ULI specializes in considering how to remake places with Tysons-like problems into flourishing urban areas. It frequently publishes work and holds forums on how to retrofit places like Tysons (“Not Your Parents’ Suburbs”) and Landover Mall, which Lerner built but had to demolish after it failed, into other things.

Unlike many ULI members who extol the virtues of public transit, Lerner has sometimes held a different view. When Metro agreed to build a Silver Line station on his doorstep in Tysons, he sued Virginia over how much he would be paid for the staging area (a jury sided with the commonwealth). When a Nationals playoff game ran late into the evening, his team refused to pick up the $30,000 tab to run extra cars.

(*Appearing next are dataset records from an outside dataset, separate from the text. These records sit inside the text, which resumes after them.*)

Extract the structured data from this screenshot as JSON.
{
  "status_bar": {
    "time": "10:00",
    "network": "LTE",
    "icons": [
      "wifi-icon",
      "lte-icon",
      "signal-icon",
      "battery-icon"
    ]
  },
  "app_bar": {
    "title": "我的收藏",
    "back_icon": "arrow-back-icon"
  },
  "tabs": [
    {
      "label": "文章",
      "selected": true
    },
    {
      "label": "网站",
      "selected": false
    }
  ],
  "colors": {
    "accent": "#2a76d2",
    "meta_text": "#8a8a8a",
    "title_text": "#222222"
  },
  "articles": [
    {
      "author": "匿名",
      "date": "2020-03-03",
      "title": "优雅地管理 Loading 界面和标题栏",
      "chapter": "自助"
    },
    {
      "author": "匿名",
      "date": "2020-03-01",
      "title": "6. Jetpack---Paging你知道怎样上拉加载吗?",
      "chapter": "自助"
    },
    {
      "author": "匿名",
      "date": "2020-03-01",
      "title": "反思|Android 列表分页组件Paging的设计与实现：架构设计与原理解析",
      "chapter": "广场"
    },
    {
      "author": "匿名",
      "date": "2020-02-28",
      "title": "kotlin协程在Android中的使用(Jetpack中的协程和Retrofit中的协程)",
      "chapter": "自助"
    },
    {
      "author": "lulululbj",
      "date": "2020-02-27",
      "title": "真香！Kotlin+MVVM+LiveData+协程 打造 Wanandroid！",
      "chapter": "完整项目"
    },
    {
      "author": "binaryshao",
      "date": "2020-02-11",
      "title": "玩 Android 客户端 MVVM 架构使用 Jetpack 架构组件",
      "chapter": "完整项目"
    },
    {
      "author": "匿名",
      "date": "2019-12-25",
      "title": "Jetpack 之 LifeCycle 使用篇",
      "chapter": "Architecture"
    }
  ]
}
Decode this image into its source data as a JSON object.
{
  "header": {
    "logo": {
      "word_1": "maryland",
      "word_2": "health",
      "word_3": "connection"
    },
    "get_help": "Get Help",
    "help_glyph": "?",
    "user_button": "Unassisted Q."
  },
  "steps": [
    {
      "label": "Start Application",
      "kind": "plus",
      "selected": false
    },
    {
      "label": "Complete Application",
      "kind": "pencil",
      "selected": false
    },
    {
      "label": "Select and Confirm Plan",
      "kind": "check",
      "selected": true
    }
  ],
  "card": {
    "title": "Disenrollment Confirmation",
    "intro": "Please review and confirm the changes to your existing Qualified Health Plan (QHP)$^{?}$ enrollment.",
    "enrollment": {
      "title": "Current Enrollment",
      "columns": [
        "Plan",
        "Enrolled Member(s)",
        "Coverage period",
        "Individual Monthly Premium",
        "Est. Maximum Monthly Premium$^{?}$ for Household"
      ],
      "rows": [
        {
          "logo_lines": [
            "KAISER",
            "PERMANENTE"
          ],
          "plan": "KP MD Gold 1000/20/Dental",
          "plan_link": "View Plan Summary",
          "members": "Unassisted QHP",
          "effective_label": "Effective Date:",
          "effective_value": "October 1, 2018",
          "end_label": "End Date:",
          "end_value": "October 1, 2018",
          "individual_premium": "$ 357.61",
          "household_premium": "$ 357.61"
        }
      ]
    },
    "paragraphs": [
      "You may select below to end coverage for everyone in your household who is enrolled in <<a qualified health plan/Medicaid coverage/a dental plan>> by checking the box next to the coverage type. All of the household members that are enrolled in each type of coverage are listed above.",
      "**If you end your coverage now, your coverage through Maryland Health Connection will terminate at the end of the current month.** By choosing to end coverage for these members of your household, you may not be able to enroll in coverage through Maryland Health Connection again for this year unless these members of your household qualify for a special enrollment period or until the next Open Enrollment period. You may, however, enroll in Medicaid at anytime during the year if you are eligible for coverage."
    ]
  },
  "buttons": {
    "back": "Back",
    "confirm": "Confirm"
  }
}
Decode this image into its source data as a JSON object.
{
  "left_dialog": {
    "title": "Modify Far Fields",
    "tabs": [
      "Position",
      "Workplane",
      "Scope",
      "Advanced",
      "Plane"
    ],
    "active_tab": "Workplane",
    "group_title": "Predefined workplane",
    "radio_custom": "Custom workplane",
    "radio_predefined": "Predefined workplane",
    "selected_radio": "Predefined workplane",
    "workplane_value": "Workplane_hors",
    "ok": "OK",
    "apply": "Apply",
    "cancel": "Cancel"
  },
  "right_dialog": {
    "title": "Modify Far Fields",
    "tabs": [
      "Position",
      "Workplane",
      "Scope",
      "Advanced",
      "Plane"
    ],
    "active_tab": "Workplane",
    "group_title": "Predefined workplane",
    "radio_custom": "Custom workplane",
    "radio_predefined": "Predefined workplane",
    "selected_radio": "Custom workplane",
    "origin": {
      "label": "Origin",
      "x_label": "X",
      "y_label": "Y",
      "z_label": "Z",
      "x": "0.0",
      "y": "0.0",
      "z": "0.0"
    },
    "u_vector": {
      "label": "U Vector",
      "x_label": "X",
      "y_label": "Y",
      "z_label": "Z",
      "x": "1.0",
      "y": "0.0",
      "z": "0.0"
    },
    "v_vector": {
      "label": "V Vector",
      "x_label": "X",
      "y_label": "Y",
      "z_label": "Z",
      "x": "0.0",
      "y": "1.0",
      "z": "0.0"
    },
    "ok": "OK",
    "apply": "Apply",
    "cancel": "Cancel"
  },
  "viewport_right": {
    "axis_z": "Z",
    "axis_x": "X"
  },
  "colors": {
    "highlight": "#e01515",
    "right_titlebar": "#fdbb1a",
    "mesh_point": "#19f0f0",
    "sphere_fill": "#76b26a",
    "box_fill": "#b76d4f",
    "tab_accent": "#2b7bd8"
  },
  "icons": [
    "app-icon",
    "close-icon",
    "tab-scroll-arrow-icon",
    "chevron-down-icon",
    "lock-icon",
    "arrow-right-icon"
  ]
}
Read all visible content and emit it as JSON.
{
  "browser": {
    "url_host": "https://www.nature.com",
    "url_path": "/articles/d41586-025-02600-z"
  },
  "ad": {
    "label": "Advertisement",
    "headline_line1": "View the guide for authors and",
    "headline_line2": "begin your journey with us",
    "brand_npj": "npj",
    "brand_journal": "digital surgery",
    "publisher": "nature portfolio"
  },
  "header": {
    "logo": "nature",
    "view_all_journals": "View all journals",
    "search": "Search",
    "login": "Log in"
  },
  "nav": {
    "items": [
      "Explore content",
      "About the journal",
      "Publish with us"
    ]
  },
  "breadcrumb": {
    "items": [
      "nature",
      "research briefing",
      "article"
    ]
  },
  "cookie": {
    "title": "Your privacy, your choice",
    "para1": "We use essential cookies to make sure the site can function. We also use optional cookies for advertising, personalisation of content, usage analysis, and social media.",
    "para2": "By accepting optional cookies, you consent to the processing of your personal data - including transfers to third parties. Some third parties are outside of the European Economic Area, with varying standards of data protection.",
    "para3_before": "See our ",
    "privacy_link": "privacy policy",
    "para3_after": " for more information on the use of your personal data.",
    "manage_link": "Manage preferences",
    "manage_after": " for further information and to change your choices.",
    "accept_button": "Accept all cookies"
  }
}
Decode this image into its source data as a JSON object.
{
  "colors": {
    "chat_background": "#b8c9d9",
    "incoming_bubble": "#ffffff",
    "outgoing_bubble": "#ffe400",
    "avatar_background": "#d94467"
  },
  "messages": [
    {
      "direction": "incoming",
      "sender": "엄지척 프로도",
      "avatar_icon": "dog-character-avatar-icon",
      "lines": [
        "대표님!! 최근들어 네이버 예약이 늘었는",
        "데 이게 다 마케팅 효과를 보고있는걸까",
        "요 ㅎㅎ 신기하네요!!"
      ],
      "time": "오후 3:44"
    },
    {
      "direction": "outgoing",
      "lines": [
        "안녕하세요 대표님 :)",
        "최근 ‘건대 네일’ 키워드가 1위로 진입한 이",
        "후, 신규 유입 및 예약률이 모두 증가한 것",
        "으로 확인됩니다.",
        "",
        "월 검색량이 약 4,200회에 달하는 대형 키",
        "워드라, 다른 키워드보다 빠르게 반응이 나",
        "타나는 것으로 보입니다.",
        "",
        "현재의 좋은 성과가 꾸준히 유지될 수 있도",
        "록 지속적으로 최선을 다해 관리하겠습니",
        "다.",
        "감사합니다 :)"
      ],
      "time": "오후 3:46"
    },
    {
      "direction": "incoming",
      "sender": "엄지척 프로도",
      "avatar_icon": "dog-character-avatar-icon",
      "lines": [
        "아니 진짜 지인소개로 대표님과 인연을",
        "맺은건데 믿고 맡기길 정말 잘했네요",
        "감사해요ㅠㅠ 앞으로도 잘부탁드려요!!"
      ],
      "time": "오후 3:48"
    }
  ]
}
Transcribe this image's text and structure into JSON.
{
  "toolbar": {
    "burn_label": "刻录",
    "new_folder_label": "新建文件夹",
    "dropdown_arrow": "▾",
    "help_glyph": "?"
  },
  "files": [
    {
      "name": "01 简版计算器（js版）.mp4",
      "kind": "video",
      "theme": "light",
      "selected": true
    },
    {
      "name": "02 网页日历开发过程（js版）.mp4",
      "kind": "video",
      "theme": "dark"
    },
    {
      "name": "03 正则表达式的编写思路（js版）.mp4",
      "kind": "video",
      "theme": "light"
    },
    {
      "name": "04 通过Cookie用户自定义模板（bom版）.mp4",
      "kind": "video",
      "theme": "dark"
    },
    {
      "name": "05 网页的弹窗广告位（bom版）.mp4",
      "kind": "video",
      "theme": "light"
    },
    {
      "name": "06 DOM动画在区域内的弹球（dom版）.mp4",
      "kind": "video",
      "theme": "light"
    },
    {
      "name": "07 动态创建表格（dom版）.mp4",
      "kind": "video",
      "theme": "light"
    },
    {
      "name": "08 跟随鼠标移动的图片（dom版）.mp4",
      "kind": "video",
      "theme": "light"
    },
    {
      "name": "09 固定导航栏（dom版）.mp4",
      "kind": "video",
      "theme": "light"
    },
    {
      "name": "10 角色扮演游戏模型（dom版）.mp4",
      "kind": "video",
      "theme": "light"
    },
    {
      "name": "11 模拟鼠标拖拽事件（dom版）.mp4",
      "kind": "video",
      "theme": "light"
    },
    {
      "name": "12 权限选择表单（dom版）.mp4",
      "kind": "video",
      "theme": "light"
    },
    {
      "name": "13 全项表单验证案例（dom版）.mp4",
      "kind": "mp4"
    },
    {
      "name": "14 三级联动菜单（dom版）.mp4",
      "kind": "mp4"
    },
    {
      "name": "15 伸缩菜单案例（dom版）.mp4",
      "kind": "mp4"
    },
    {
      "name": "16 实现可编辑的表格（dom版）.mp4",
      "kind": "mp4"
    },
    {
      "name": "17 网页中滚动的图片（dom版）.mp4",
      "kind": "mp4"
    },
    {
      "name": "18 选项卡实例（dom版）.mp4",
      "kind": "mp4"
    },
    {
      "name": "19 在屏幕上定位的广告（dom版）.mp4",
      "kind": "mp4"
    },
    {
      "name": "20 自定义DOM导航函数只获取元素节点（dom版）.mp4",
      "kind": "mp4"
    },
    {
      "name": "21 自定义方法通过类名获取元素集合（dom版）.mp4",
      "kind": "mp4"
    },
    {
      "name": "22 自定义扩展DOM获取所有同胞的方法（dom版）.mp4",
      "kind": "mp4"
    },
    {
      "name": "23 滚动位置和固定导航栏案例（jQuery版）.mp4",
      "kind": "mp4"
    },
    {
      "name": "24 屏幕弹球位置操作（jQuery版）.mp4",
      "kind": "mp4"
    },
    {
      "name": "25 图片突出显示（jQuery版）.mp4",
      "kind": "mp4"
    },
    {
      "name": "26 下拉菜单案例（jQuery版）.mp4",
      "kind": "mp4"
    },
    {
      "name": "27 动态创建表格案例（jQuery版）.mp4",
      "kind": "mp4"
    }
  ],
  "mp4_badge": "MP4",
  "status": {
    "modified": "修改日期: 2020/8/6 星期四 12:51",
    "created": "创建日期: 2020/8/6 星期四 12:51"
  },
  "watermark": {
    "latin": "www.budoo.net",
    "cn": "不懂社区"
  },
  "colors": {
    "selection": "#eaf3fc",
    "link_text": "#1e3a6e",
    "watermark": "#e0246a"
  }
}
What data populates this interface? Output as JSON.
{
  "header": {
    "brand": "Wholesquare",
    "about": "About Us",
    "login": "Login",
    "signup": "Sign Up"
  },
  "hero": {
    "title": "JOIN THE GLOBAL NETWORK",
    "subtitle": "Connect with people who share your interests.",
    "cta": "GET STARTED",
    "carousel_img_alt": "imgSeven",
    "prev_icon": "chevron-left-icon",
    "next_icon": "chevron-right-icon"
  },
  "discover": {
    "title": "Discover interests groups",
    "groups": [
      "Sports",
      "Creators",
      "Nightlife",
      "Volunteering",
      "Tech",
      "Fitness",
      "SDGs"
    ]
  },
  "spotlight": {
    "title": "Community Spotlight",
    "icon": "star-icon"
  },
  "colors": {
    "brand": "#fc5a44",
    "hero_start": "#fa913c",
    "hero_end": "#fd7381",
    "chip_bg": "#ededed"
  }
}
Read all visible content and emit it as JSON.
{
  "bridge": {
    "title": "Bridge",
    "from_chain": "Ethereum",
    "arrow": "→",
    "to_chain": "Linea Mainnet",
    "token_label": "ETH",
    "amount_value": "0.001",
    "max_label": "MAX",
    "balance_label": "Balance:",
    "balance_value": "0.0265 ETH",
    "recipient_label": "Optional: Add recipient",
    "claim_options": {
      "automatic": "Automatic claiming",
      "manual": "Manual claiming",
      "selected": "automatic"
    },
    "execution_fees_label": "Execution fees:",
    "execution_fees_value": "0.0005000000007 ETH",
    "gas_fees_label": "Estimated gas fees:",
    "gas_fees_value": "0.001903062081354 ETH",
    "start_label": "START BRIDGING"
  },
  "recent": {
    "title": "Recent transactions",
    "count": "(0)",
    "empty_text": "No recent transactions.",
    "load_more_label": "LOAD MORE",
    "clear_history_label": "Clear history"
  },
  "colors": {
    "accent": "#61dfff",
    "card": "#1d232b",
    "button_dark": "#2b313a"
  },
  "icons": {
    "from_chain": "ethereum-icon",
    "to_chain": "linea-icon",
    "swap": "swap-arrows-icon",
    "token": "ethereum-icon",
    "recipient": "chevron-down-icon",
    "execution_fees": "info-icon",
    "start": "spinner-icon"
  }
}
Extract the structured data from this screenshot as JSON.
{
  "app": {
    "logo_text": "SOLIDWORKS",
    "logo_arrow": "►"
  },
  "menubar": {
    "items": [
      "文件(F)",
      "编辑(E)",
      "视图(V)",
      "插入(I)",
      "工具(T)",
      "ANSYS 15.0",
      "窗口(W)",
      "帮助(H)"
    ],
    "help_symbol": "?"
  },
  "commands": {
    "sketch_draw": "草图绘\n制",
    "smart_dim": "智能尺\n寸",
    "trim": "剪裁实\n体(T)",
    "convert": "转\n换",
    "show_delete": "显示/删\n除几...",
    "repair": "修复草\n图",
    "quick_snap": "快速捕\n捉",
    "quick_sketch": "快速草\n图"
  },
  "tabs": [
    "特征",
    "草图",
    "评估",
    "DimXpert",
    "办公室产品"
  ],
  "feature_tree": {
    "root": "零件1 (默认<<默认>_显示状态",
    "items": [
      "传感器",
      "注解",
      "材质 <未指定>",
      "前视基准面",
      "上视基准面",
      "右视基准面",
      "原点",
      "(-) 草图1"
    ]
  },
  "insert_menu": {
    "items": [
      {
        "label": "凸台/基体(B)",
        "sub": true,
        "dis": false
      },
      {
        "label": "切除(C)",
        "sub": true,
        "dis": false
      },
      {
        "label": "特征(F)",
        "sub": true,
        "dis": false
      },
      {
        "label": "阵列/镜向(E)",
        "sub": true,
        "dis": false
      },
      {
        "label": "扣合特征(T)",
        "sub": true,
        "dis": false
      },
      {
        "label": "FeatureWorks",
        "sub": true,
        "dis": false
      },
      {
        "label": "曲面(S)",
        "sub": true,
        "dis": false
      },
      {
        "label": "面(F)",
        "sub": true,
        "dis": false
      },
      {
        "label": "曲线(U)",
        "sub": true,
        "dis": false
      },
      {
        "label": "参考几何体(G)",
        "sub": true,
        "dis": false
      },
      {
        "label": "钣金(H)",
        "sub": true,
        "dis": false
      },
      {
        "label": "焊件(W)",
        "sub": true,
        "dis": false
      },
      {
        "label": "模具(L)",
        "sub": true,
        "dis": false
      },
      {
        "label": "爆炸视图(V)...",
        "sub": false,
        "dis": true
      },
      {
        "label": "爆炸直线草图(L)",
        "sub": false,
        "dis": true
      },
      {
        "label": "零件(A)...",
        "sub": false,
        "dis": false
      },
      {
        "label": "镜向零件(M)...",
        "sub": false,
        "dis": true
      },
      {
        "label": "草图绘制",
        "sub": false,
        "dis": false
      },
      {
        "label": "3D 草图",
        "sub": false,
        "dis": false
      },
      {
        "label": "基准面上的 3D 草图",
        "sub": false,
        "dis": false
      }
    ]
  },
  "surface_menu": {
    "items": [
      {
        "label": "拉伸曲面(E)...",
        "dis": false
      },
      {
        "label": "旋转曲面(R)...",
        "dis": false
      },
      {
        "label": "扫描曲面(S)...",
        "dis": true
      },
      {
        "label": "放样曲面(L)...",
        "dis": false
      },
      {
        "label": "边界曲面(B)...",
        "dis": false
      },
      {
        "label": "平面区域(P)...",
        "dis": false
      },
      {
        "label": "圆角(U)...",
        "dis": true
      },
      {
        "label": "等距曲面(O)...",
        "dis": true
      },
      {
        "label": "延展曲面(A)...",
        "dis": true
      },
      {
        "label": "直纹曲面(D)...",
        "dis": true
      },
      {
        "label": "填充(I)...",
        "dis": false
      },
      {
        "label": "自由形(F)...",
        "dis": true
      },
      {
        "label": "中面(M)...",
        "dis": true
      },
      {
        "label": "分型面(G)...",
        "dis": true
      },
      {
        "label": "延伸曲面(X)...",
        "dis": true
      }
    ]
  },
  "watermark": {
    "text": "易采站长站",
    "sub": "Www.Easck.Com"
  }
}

Lerner plays hardball in more ways than one, and in real estate that sometimes means lawsuits. Lerner sued the District over ballpark construction, asking $100,000 a day in damages because he said work was still not done two months after it opened. He sued Fairfax County five years ago over development rights in Reston. When Lord & Taylor officials asked that he not tear down White Flint Mall in violation of his contract with them, he did it anyway. A jury awarded the department store $31 million in damages. (This was after Ted’s brother Lawrence sued him over the mall as well.)

Some ULI members have quietly questioned whether this constitutes award-winning behavior. In an e-mail Lisa Rother, executive director of ULI Washington, explained why Lerner was chosen:

ULI Washington is honored to present its Lifetime Achievement Award to Ted Lerner because of the tremendous impact he and his family have had on this region.  As a visionary real estate developer, generous philanthropist, MLB team owner, and a pillar of the community, Mr. Lerner has positively changed the face of the region over his decades of commitment to making the area the best that it can be.  His integrity, high standards and commitment to excellence are evident in everything he has done.  Residents proudly wear the Curly W to show their pride in the Washington Nationals.  They shop, live and work in the buildings and communities that Ted Lerner envisioned and built  and benefit from his generous philanthropy in universities and other civic amenities.

It’s easy to say simply that things were different when Lerner was making his name. Shopping malls at the time were where people wanted to shop and office parks were where they wanted to work. People preferred driving so of course they needed more roads.

Lerner is surely not to blame for all the region’s ills. But that type of development is one of the reasons that Washingtonians now endure some of the worst traffic and most polluted air in the country.

Stewart Schwartz, executive director director of the Coalition for Smarter Growth, a transit advocacy group, said he appreciated the way Lerner had come around later in his career toward more environmentally sustainable practices.

“In the first decades that Mr. Lerner was developing the region, few understood the negative impacts of separated uses and completely auto dependent development,” Schwartz said. “We certainly face traffic and environmental challenges today due to the way the region grew.”

In Schwartz’s view, it may be difficult to condemn Tysons and shopping malls while celebrating Ted Lerner. But not impossible.

“Mr. Lerner has had a huge influence on regional development and we are pleased to see the commitment he has made to the new generation of transit-oriented development in Tysons, White Flint and the Nationals Stadium,” Schwartz added. “In this next generation for his firm, it will be critical that they include a focus on walkable urban design and creating great places as experienced by the pedestrian.”